Mais pour certains, l’avantage d’un feu de cheminée est indétrônable. C’est le cas de Marguerite. Elle habite au 3e étage dans un appartement du 7e arrondissement, avec une cheminée à foyer ouvert. Elle doute des effets nocifs d’un feu de bois sur la qualité de l’air. « Je n’éprouve aucun scrupule au moment d’allumer un feu de cheminée pour des moments festifs. Cela dure tout au plus deux heures et la fumée monte à plus de 18 mètres au-dessus du sol. Je suis plus gênée par l’utilisation d’un véhicule diesel et des rejets de gaz d’échappement qui peuvent toucher directement les enfants ou les bébés en poussette. »

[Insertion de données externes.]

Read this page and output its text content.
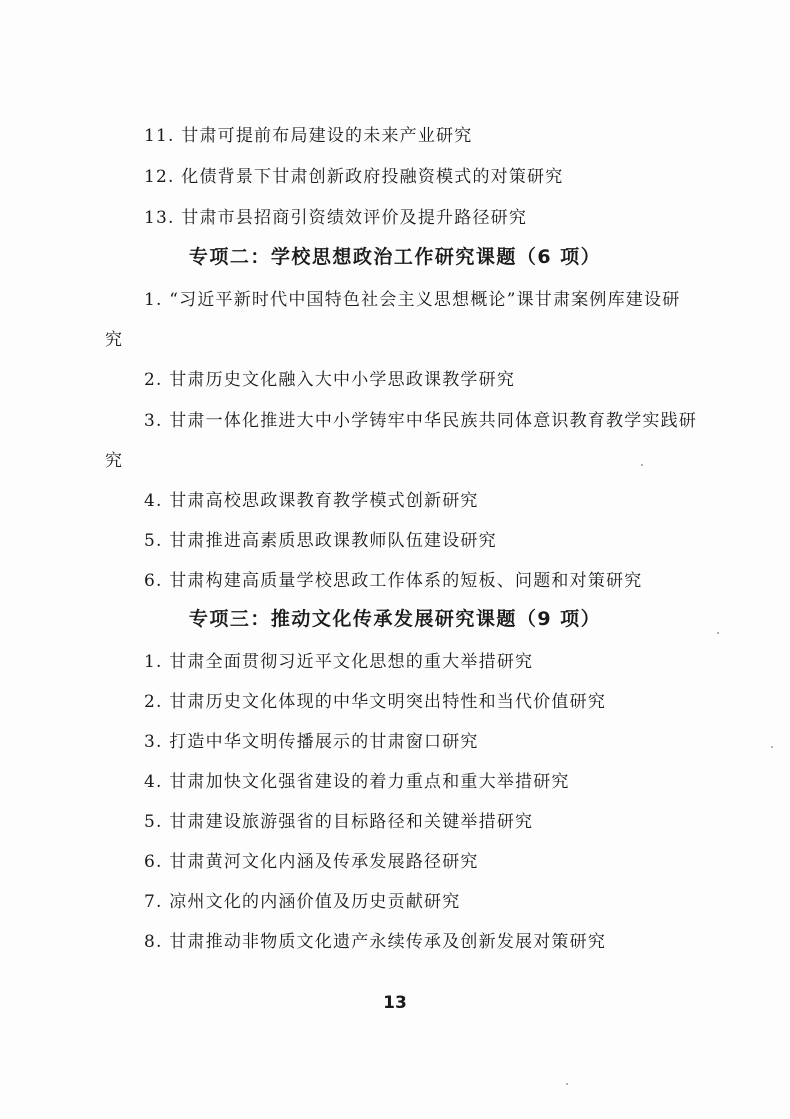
11. 甘肃可提前布局建设的未来产业研究
12. 化债背景下甘肃创新政府投融资模式的对策研究
13. 甘肃市县招商引资绩效评价及提升路径研究
专项二：学校思想政治工作研究课题（6 项）
1. “习近平新时代中国特色社会主义思想概论”课甘肃案例库建设研
究
2. 甘肃历史文化融入大中小学思政课教学研究
3. 甘肃一体化推进大中小学铸牢中华民族共同体意识教育教学实践研
究
4. 甘肃高校思政课教育教学模式创新研究
5. 甘肃推进高素质思政课教师队伍建设研究
6. 甘肃构建高质量学校思政工作体系的短板、问题和对策研究
专项三：推动文化传承发展研究课题（9 项）
1. 甘肃全面贯彻习近平文化思想的重大举措研究
2. 甘肃历史文化体现的中华文明突出特性和当代价值研究
3. 打造中华文明传播展示的甘肃窗口研究
4. 甘肃加快文化强省建设的着力重点和重大举措研究
5. 甘肃建设旅游强省的目标路径和关键举措研究
6. 甘肃黄河文化内涵及传承发展路径研究
7. 凉州文化的内涵价值及历史贡献研究
8. 甘肃推动非物质文化遗产永续传承及创新发展对策研究
13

Un constat que ne partage par Charlotte Songeur d’Airparif : « Une journée de chauffage au bois avec une cheminée équivaut en émissions de particules à environ 3.500 kilomètres au volant d’un véhicule particulier diesel ». Une minorité ferme les yeux devant ces données. Une étude de l’Ademe estime à 40 % la proportion de sondés pour qui le mode de chauffage au bois a un impact positif sur l’environnement.